Tuesday, December 4, 2007

Dorimant {taking the peach} (I,i)

The Dramatis Personae distinguishes the players by class much the same way the play attempts to set the ‘grander’ people from those street vendors and servants ‘beneath’ them. This spread is also mirrored in the theater’s viewing audience, “You have an exact account, from the great lady ‘i th’ box down to the little orange-wench.” (III,ii) Yet, many characters without titles are also intentionally even without names. From the Orange-woman and shoemaker, to the “Hampshire” guy (called so just because he hasn’t, like the other staff, been shipped back from France) a kind of social consciousness is at work here. In light of this, it is less ironic that the first scene shows Dorimant, one of the “Gentlemen” relying on one of the nameless as a matchmaker and ‘fellow’-gossip (by the way, the orange-woman serves as effective at tattling as any of the ‘ladies’ in the play.) But why won’t these well brought up people just “pay her for the fruit,” (I,i) what would be to them a mere pittance, just some loose change in their pockets?

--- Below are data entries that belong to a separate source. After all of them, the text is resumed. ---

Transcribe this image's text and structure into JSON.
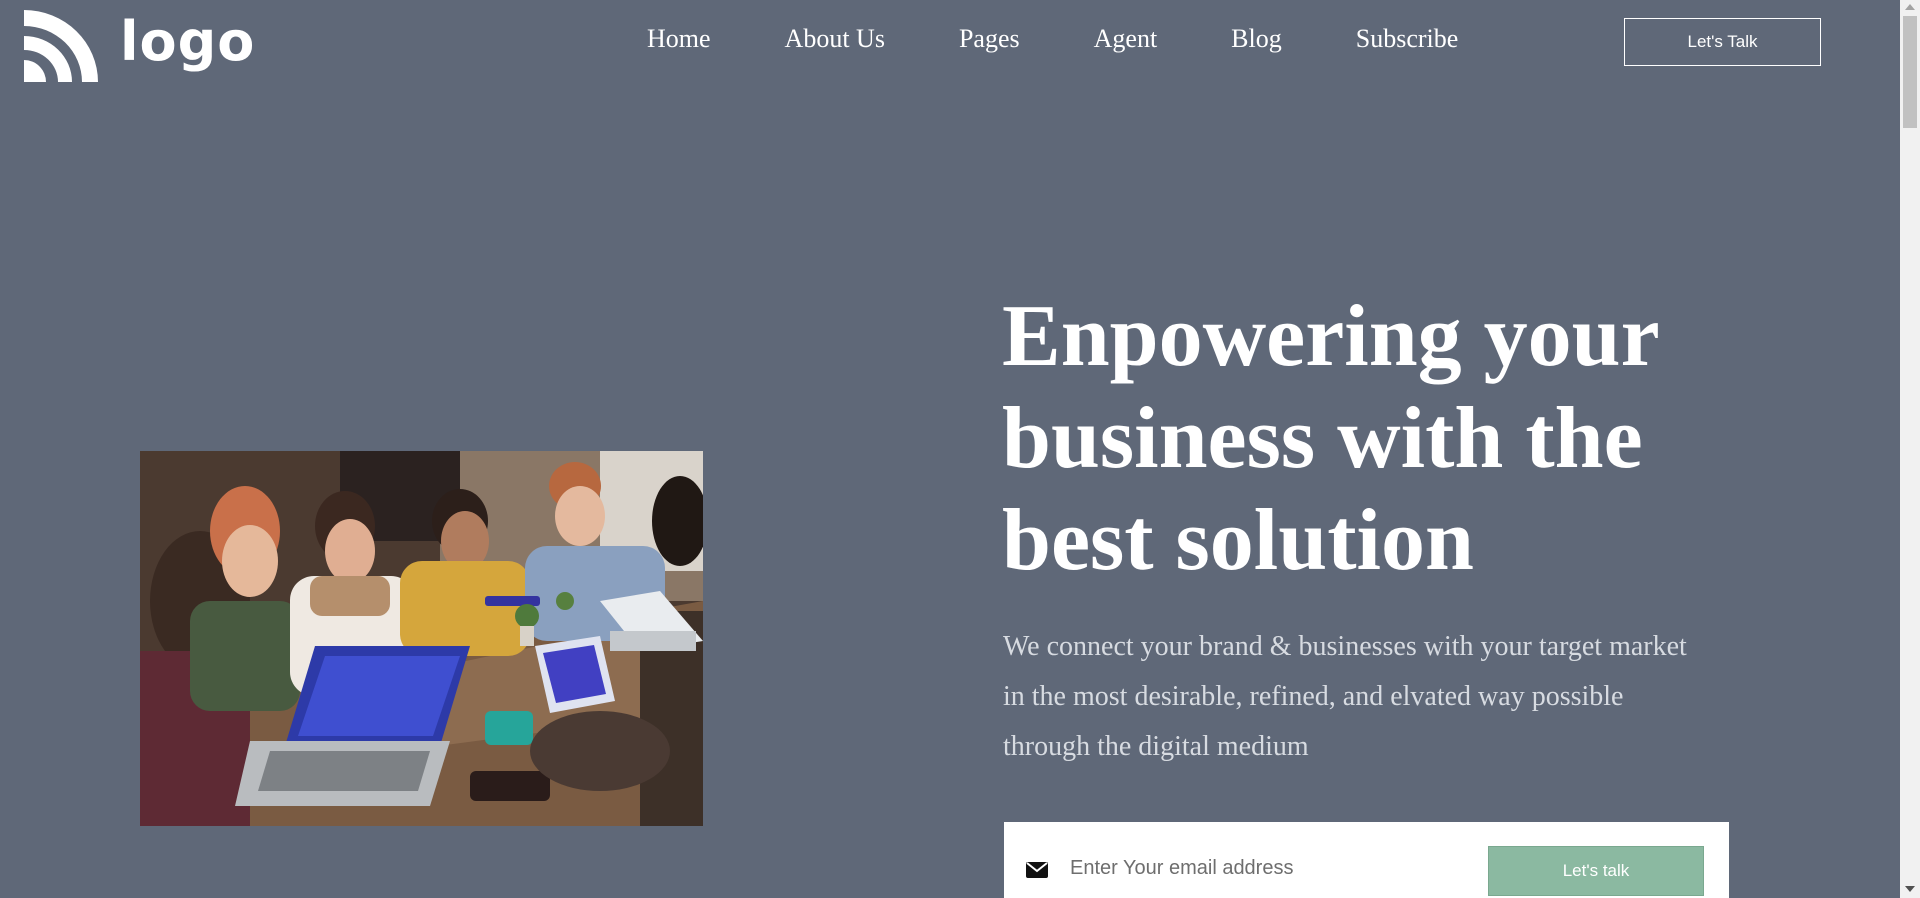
{
  "header": {
    "logo_text": "logo",
    "logo_icon": "wifi-arcs-icon",
    "nav": [
      {
        "label": "Home"
      },
      {
        "label": "About Us"
      },
      {
        "label": "Pages"
      },
      {
        "label": "Agent"
      },
      {
        "label": "Blog"
      },
      {
        "label": "Subscribe"
      }
    ],
    "cta_label": "Let's Talk"
  },
  "hero": {
    "headline": "Enpowering your business with the best solution",
    "subtext": "We connect your brand & businesses with your target market in the most desirable, refined, and elvated way possible through the digital medium",
    "image_alt": "team-meeting-photo"
  },
  "subscribe": {
    "email_placeholder": "Enter Your email address",
    "email_value": "",
    "button_label": "Let's talk",
    "icon": "envelope-icon"
  },
  "colors": {
    "background": "#5f6878",
    "accent": "#8bb9a1",
    "text": "#ffffff",
    "subtext": "#d7dbe1"
  }
}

It seems like they are stringing them along in order to extract more information rather than choice produce. Is it more annoying for the orange-woman to be constantly asking for money than for the upper class to be avoiding their part of the exchange?

Fanning the Flame

Many in The Man of Mode relish vexing the opposite sex, and no object appears to signal the flurry that ensues more so than the fan. Dorimant introduces how this gadget functions early on, “I have not had the pleasure of making a woman so much as break her fan, to be sullen, or forswear herself, these three days.” (I,i). Next, Medley announces how this masque (vizard) serves the victim, “She could not have picked out a devil upon earth so proper to torment her. H’as made her break a dozen or two of fans already, tear half a score points to pieces and destroy hoods and knots without number.” (II,i) But fans are also used as tools for etiquette class, as in the scene between Young Bellair and Harriet where its uses are unlimited, “At one motion play your fan, roll your eyes, and then settle a kind look upon me,” and Now spread your fan, look down upon it, and tell the sticks with a finger.” Further on, the acting lesson continues, but this time the stunts are more physically challenging, “Clap your fan, then both in your hands, snatch it to your mouth, smile, and with a lively motion fling your body a little forwards. So! Now spread it, fall back on the sudden, cover your face with it, and break out into a loud laughter.—Take up! Look grave and fall a-fanning to yourself. Admirably well acted!” (III,ii) How are woman associated or compared with the kind of instrument they use for deception?

It’s Not About You, Sir!

The Man of the Mode is meant not so much to satirize a type of character as to mirror the audience’s adjustment with the period by pointing out it “represents ye all.” In both the Prologue and the Epilogue, London’s manners and attitudes are being wrestled with, where on “the stage like you, will be more foppish grow.” This organic relationship of stage/audience/stage keeps renewing afresh, “’tis not so wise an age/But your own follies may supply the stage.” Scroope and Dryden are clear that neither make judgments upon the other because, like playwrights, “men grow dull when they begin to be particular.” (III,iii) Instead, this play reveals the time and place’s interest with itself, but not to the detriment of isolating the individual from the whole, “Yet every man is safe from what he feared,/For no one fool is hunted from the herd.”